3) Solution treatment
Solution treatment is carried out at a temperature of 910-940° C. for 0.5-2 hours, and then water quenching.
4) Aging
Aging treatment is carried out at a temperature of 520-550°C for 2-4 hours, followed by natural cooling.
5) Stress relief annealing
Complete stress relief annealing: Annealing at 600-650°C for 1-4 hours, followed by natural cooling. Incomplete stress relief annealing: annealing at a temperature of 500-600°C for 0.5-3 hours, followed by natural cooling. Stress relief annealing can be performed in an air or vacuum furnace.

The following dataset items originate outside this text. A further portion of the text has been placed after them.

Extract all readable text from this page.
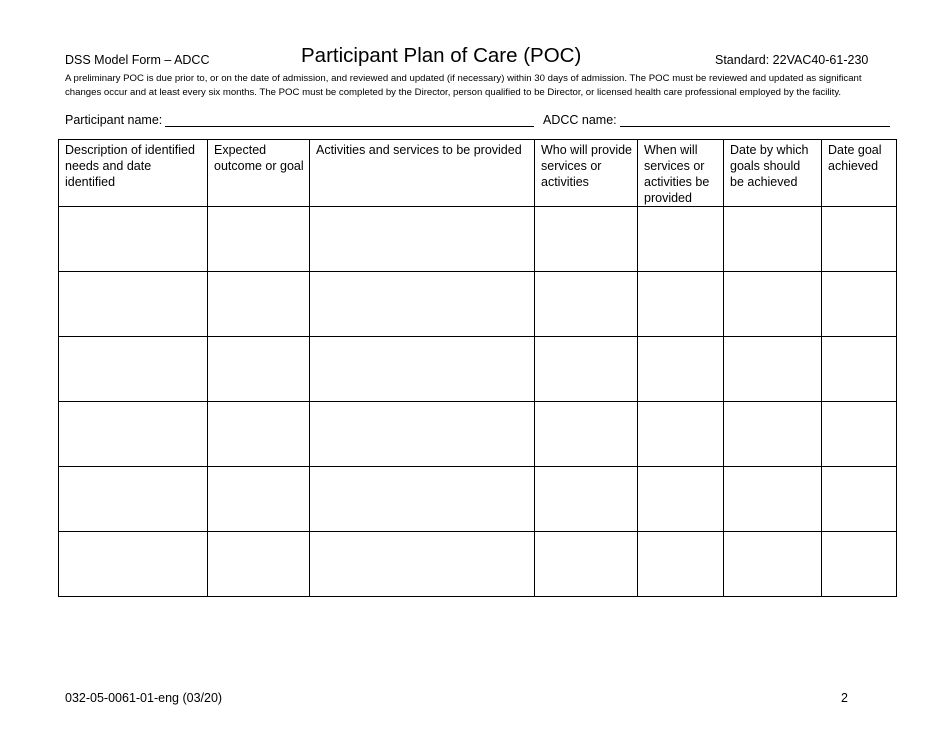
DSS Model Form – ADCC	Participant Plan of Care (POC)	Standard: 22VAC40-61-230
A preliminary POC is due prior to, or on the date of admission, and reviewed and updated (if necessary) within 30 days of admission. The POC must be reviewed and updated as significant
changes occur and at least every six months. The POC must be completed by the Director, person qualified to be Director, or licensed health care professional employed by the facility.
Participant name:	ADCC name:
Description of identified needs and date identified	Expected outcome or goal	Activities and services to be provided	Who will provide services or activities	When will services or activities be provided	Date by which goals should be achieved	Date goal achieved

032-05-0061-01-eng (03/20)	2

TC4 titanium alloy surface treatment process
1) In order to enhance the fatigue resistance of titanium alloy parts, shot peening can be carried out. Generally, steel shot with a diameter of 2-5mm can generate a compressive stress of about 785MPa on the surface and reach a surface strengthening depth of about 200μm. Shot peening can significantly improve the fatigue resistance of TC4 alloy.
2) In order to improve the wear resistance of TC4 titanium alloy, refractory point coatings, such as tungsten carbide and chromium carbide, can be coated with plasma or explosive spraying on the parts that are easy to wear, such as the side of the damper table of the fan blade. This method can also be used to repair worn parts of titanium alloy parts.
3) In order to avoid scratching and bonding of titanium alloy parts during work, anodizing, chrome plating, electroless nickel plating or nitriding treatment can be carried out on parts with friction contact and thread combination.
Application overview of TC4 titanium alloy
TC4 titanium alloy is a commonly used titanium alloy material, which is composed of elements such as titanium, aluminum, zinc and iron. It has the characteristics of high strength, low density, excellent corrosion resistance and good toughness, so it has a wide range of applications in many fields.
Aerospace: TC4 titanium alloy is widely used in the field of aerospace, for the manufacture of aircraft, missiles, rockets and other components. Its high strength and low density make the aircraft lighter, improve fuel efficiency, and have good corrosion resistance, which can adapt to harsh air environments.
Medical equipment: TC4 titanium alloy is used to make artificial joints, dental restoration materials, implants and other medical equipment. It has good biocompatibility, can reduce the rejection reaction to the human body, and has good corrosion resistance and mechanical properties, which can meet the requirements of medical devices.
Chemical industry: TC4 titanium alloy is widely used in reactors, heat exchangers, storage tanks and other equipment in the chemical industry. Its corrosion resistance can adapt to the erosion of various acids, alkalis and other chemical substances to ensure the safe operation of equipment.
Automobile manufacturing: TC4 titanium alloy is used in engine parts and chassis components in automobile manufacturing. The high strength and low density of titanium alloy can reduce the weight of the car body and improve the performance of the car. At the same time, it has the characteristics of heat resistance and wear resistance, which can meet the requirements of the car under complex working conditions.
Sporting goods: TC4 titanium alloy is widely used in the field of sporting goods, such as golf clubs, bicycle frames, etc. Its high strength and excellent elastic performance can provide better hitting power and shock absorption effect, and at the same time, it has corrosion resistance and is suitable for use in outdoor environments.
In short, due to its excellent performance, TC4 titanium alloy has wide application potential in aerospace, medical equipment, chemical industry, automobile manufacturing, sporting goods and other fields.